2. L’albero che avete donato è un simbolo che racchiude tante cose: ricorda a
tutti l’approssimarsi delle feste natalizie creando un clima di gioia e di
festa. L’albero innalzato accanto al presepio è un invito a volgere in alto lo
sguardo, alla bontà misericordiosa del nostro Dio “per cui verrà a visitarci
dall’alto un sole che sorge, per rischiarare quelli che stanno nelle tenebre...
e dirigere i nostri passi sulla via della pace” (Lc 1, 78-79).
L’albero accanto al presepio esprime anche la partecipazione del creato alla
grande festa dell’umanità.
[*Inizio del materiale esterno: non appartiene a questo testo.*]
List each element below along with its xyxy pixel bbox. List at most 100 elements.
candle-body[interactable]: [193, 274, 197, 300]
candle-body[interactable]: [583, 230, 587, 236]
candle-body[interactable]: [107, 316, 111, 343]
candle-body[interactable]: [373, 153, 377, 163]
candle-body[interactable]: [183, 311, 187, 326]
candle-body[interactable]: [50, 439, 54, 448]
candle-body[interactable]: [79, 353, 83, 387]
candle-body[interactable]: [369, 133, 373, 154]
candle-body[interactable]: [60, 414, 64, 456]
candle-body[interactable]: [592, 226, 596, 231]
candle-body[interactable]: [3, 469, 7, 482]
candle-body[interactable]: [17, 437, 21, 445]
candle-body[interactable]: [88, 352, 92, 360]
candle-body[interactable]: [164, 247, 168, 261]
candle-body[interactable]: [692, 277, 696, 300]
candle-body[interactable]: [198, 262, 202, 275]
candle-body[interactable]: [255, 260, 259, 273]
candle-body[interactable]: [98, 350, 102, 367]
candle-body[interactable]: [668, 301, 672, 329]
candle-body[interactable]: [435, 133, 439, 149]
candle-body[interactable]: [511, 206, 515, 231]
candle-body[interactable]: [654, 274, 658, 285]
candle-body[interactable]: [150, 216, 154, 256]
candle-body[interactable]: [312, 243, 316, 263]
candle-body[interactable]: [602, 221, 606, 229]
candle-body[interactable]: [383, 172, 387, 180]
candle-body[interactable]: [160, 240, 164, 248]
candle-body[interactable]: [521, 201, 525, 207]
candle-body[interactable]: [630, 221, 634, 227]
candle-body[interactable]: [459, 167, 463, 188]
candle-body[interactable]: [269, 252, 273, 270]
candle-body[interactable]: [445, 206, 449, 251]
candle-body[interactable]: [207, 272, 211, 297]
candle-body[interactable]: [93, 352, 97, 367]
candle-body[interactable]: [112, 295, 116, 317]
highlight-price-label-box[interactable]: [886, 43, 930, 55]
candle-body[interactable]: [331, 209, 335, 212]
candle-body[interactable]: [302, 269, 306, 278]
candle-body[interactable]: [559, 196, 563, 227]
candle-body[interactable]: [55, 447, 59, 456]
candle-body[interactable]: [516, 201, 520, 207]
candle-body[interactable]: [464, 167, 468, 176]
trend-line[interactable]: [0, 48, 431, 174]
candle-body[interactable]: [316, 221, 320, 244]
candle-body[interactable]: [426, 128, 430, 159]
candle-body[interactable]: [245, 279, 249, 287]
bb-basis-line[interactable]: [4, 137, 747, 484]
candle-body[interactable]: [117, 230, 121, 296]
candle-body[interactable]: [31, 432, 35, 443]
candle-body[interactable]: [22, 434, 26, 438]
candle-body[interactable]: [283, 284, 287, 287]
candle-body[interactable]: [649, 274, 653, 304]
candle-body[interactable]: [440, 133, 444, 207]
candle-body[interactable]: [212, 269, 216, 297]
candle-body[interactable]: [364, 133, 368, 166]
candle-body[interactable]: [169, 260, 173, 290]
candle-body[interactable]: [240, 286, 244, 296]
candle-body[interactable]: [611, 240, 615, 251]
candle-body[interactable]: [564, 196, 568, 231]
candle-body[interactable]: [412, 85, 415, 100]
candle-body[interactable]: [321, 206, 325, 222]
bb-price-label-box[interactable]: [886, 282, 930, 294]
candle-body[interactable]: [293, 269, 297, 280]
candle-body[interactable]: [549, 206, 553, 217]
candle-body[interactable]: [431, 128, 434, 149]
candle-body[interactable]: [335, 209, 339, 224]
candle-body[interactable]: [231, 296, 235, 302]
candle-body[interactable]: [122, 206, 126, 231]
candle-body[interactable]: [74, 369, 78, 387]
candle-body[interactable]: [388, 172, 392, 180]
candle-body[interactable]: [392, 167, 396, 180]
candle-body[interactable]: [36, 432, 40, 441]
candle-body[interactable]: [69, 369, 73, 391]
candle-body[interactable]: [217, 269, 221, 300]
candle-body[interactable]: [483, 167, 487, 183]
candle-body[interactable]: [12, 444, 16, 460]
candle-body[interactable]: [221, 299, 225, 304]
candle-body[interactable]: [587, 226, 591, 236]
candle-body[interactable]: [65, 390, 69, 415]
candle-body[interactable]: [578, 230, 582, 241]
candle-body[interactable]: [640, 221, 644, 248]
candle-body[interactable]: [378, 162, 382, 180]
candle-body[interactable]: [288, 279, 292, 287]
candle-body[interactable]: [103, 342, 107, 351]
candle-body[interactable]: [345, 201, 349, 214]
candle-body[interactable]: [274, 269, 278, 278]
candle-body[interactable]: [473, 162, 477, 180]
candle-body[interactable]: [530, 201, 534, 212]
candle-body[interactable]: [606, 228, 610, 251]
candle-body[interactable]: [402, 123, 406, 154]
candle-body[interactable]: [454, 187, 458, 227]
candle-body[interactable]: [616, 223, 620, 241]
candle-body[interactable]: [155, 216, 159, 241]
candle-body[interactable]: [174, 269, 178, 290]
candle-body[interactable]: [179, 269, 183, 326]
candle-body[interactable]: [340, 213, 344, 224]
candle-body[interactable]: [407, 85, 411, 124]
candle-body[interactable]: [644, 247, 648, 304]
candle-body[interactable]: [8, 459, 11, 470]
Voi che vivete nelle valli siete i gelosi custodi di
quell’immenso patrimonio che sta nei prati e nei boschi, nei fiumi e nei
ruscelli. È un patrimonio che la natura vi ha affidato. A voi spetta di aiutare
l’umanità a rispettarlo e a preservarlo. Oggi che il patrimonio boschivo è
diminuito e le acque appaiono sempre più inquinate si profilano all’orizzonte
dell’umanità minacciosi rischi ecologici. Occorre impegnarsi in un’opera di
salvaguardia cominciando dall’educazione al rispetto della natura, espressione
mirabile della grandezza di Dio.
A voi questa viva esortazione: amate la vostra terra benedetta, sappiate
farla amare da quanti trovano nelle vostre montagne momenti di serenità e di
svago e con la vostra vita insegnate il rispetto della natura, vista come
manifestazione dell’opera stupenda della creazione.
3. Vorrei rivolgere una speciale parola agli esponenti del Rotary Club di
Lovere-Boario-Breno, che saluto con viva cordialità.
Il vostro motto “servire” è tutto un programma, cari Rotariani. Esso richiama
alla mente un requisito fondamentale di ogni ordinata convivenza: la famiglia,
la città, la nazione non si reggono se i rispettivi componenti non sono disposti
a impegnarsi generosamente nel servizio che a ciascuno compete. Anche la vita
della Chiesa pone una simile esigenza: ciascuno ha in essa un proprio ruolo da
svolgere. Al Papa, in particolare, come “Servo dei servi”, è riservato il ruolo
di “presiedere alla carità universale” e di aiutare l’uomo nell’incontro con Dio
salvatore. Ma ogni cristiano è chiamato a servire, perché il servizio è il cuore
del Vangelo stesso. Gesù è venuto per servire, non per essere servito (cf. Mc
10, 45).
Conosco i meriti della vostra Associazione: essa ha una lunga tradizione di
servizio e di carità. Onorando il vostro passato, sappiate sempre farvi carico
dei molteplici problemi dell’uomo, a cominciare da quelli materiali che molte
volte sono determinanti per la serenità e la pace familiare.
Aiutare l’uomo significa vivere l’essenza del Vangelo e capire meglio quanto
grande è stato l’amore di Gesù, che si è fatto nostro fratello.
Voi avete ogni giorno l’occasione di entrare in contatto con le povertà di
oggi: sappiate trovare soluzioni giuste nel rispetto della dignità dell’uomo.
L’avvicinarsi del Natale sia motivo per intensificare il vostro impegno.
A tutti i presenti, alle vostre famiglie e a tutti i vostri cari porgo i miei
auguri per il Santo Natale, accompagnandoli con la mia benedizione.